Great post, Walter! Kaggle sounds like a great platform for beginners to gain exposure and enhance their skills while also offering smaller start-ups the ability to access a broader set of knowledge workers. This made me think a lot about the ZBJ case as well. Maren’s point regarding the IP rights and the potential secondary side-effect of data scientists self-selecting out of the system or not excepting a winner’s prize because they do not want to relinquish their IP rights. I’d also be curious to see how long the average participant remains involved with the site and if any of the submissions have led to longer-term service agreements or formal job offerings.
Great post! I’ve used Kaggle in the past to find datasets to use for online programming courses, but had no idea they were acquired by Google two years ago. This seems like a natural fit and good brand extension for Google. I wonder if they will more tightly integrate the platform with their other services in the future or if they just plan to use it for their “brand” and maintain it as a separate entity? Most press releases seem to suggest the later. Either way, this seems like a great addition to the Google portfolio and should help with their recruiting efforts and attempts to make sure they maintain their label as a leader in the data science community.
Love this post! I used Kaggle in the past as well to find dataset for a data visualization assignment. It’s always interesting to see a platform that promotes growth by crowdsourcing the skills, as well as make it competitive.
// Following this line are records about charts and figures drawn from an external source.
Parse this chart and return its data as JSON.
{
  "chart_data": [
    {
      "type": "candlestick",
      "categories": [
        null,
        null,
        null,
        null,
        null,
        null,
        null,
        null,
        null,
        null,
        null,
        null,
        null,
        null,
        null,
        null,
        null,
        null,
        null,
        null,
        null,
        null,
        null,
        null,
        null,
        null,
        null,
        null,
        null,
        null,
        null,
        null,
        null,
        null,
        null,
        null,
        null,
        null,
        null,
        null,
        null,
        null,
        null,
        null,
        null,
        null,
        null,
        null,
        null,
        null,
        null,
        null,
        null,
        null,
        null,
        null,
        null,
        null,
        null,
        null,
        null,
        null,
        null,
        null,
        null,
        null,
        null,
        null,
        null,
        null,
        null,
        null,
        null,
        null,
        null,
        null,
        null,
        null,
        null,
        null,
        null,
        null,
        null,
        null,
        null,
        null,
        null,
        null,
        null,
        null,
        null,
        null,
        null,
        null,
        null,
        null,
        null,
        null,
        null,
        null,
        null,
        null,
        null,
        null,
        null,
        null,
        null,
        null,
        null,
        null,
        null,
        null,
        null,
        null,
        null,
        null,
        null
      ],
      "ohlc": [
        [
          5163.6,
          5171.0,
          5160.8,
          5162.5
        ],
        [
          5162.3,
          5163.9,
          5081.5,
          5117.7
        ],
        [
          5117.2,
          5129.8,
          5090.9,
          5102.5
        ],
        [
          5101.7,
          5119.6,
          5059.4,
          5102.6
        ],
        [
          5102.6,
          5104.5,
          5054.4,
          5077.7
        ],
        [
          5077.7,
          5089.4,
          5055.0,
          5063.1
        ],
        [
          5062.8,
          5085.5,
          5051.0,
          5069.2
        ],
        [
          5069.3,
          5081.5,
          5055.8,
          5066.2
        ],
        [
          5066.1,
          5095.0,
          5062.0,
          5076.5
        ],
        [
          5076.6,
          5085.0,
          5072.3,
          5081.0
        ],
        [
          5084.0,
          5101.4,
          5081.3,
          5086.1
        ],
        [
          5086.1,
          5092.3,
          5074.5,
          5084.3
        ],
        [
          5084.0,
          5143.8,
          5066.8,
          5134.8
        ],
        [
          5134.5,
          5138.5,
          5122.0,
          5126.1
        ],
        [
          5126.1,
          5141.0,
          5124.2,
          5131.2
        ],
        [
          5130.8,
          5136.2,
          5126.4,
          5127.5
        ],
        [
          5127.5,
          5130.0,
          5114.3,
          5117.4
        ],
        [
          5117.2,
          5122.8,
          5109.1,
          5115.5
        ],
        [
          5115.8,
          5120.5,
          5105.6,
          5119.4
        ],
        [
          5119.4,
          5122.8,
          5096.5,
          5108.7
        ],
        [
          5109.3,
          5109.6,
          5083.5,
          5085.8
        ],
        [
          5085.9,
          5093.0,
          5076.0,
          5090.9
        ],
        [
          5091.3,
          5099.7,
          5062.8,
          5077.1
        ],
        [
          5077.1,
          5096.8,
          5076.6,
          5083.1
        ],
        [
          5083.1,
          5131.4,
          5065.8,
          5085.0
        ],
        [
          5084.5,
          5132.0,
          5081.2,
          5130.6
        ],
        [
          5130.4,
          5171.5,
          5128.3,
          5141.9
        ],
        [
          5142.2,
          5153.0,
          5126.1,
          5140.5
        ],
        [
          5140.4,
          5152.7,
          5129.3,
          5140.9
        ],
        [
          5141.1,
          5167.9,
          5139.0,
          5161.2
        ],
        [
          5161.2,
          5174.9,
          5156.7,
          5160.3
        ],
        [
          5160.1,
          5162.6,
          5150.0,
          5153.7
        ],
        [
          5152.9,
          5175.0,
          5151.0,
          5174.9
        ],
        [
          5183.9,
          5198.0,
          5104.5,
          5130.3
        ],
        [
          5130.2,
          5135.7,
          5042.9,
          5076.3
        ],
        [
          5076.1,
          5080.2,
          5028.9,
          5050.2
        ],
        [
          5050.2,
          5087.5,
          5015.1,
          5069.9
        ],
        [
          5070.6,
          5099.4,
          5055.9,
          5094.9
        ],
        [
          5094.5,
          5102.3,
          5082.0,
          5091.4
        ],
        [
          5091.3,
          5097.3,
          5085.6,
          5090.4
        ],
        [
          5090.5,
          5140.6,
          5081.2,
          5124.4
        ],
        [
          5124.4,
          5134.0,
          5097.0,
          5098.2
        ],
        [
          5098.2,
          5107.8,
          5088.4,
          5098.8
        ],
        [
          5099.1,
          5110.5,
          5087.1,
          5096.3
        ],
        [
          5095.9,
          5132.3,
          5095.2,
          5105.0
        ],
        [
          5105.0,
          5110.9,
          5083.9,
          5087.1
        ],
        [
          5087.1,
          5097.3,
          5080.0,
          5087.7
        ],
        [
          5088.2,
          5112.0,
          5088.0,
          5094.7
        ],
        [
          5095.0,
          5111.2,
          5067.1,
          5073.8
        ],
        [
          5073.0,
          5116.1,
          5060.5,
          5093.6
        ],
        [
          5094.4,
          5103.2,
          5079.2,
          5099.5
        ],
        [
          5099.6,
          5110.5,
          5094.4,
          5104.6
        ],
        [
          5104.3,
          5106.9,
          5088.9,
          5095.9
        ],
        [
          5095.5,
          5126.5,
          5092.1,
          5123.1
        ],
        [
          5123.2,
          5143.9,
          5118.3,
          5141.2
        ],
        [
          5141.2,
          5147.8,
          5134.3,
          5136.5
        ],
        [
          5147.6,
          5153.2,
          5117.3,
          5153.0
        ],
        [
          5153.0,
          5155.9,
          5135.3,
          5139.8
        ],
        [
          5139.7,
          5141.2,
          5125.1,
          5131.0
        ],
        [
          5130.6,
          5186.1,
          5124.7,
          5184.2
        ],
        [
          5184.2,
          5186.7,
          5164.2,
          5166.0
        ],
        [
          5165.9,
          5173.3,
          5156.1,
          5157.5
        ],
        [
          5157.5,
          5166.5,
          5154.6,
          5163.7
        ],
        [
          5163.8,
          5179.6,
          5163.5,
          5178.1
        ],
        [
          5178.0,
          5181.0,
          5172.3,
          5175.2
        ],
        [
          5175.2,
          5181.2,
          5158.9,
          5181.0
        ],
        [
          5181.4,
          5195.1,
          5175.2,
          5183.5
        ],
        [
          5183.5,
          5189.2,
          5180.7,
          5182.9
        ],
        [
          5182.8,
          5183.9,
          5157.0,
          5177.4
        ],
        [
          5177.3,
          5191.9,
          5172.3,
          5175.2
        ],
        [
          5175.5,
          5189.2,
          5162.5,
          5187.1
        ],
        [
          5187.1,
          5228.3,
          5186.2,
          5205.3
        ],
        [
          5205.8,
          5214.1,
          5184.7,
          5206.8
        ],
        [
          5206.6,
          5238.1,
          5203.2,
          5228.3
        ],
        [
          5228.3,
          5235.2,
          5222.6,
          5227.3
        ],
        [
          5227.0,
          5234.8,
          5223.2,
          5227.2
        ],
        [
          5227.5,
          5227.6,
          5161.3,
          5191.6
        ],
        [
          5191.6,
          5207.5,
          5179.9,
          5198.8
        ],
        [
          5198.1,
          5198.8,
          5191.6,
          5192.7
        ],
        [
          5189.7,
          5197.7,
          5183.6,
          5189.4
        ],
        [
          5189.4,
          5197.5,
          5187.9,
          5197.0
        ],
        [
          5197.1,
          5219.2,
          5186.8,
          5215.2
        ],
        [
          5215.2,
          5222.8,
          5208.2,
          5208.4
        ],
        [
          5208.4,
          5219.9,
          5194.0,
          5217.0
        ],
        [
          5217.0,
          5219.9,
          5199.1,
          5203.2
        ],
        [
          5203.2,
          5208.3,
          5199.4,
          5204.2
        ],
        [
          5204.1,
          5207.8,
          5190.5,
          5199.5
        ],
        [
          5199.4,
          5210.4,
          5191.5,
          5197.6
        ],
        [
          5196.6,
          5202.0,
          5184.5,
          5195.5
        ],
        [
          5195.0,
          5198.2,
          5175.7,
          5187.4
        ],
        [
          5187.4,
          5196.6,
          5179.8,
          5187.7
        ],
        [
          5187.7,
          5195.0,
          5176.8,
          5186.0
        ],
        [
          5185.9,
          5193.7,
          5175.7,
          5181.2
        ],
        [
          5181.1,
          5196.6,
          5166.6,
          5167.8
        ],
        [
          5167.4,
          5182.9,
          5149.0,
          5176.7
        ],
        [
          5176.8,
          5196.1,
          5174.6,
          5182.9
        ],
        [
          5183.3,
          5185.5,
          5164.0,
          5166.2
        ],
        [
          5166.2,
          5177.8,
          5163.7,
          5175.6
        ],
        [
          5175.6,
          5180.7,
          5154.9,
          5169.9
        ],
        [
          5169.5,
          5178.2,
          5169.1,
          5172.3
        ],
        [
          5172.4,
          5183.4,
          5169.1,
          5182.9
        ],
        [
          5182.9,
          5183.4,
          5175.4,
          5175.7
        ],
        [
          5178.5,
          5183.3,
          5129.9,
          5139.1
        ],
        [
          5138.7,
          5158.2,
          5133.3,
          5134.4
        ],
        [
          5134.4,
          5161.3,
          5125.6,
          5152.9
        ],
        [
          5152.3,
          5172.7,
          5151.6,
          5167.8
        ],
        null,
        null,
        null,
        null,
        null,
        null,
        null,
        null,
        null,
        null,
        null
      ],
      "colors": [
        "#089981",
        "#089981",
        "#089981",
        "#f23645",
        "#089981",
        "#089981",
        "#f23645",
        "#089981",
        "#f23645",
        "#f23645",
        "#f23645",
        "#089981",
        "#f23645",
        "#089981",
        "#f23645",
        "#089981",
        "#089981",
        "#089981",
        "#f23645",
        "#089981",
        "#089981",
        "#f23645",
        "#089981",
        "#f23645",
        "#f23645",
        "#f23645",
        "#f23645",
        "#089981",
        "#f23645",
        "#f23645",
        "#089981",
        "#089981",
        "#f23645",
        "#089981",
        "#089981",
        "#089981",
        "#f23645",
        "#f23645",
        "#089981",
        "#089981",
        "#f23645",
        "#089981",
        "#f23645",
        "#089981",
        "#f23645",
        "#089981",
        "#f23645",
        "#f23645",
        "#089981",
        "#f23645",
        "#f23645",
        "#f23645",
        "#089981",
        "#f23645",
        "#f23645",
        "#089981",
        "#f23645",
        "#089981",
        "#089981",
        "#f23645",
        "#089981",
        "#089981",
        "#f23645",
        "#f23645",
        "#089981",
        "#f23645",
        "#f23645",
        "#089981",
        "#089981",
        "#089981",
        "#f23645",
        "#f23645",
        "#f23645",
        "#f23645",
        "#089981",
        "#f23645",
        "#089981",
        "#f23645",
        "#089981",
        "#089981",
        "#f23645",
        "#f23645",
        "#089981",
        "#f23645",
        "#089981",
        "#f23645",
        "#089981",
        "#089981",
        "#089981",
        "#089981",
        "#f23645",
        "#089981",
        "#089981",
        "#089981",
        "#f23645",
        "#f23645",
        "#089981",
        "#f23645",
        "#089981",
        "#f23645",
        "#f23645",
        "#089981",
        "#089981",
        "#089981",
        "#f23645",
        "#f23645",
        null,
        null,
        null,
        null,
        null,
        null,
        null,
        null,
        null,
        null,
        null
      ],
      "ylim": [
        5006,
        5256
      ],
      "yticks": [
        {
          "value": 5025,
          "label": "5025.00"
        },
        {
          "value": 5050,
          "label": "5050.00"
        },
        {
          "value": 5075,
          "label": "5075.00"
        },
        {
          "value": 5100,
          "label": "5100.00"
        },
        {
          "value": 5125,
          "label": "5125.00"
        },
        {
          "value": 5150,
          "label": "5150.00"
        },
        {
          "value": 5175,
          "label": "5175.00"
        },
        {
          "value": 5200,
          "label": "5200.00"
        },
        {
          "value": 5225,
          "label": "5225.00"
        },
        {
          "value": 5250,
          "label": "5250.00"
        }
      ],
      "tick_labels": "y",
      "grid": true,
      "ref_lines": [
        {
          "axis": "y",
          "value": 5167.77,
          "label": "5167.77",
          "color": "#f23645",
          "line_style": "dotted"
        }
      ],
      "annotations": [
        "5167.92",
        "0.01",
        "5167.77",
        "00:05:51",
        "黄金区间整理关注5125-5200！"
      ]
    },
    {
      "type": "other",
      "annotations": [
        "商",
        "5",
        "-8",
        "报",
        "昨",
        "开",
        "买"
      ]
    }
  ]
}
I wonder if Google acquired this platform for the interest of looking at the data science trends in other industries, expanding their horizontal view.
In spite of the differences between Kaggle and typical data science, Kaggle competition can at present be an extraordinary learning instrument for beginners. They have Kaggle competitions, yet in the course of the competition you should utilize some different data sets and you may glance through Kaggle data sets.
I love this post! I wonder if Google acquired this platform for the interest of looking at the data science trends in other industries, expanding their horizontal view.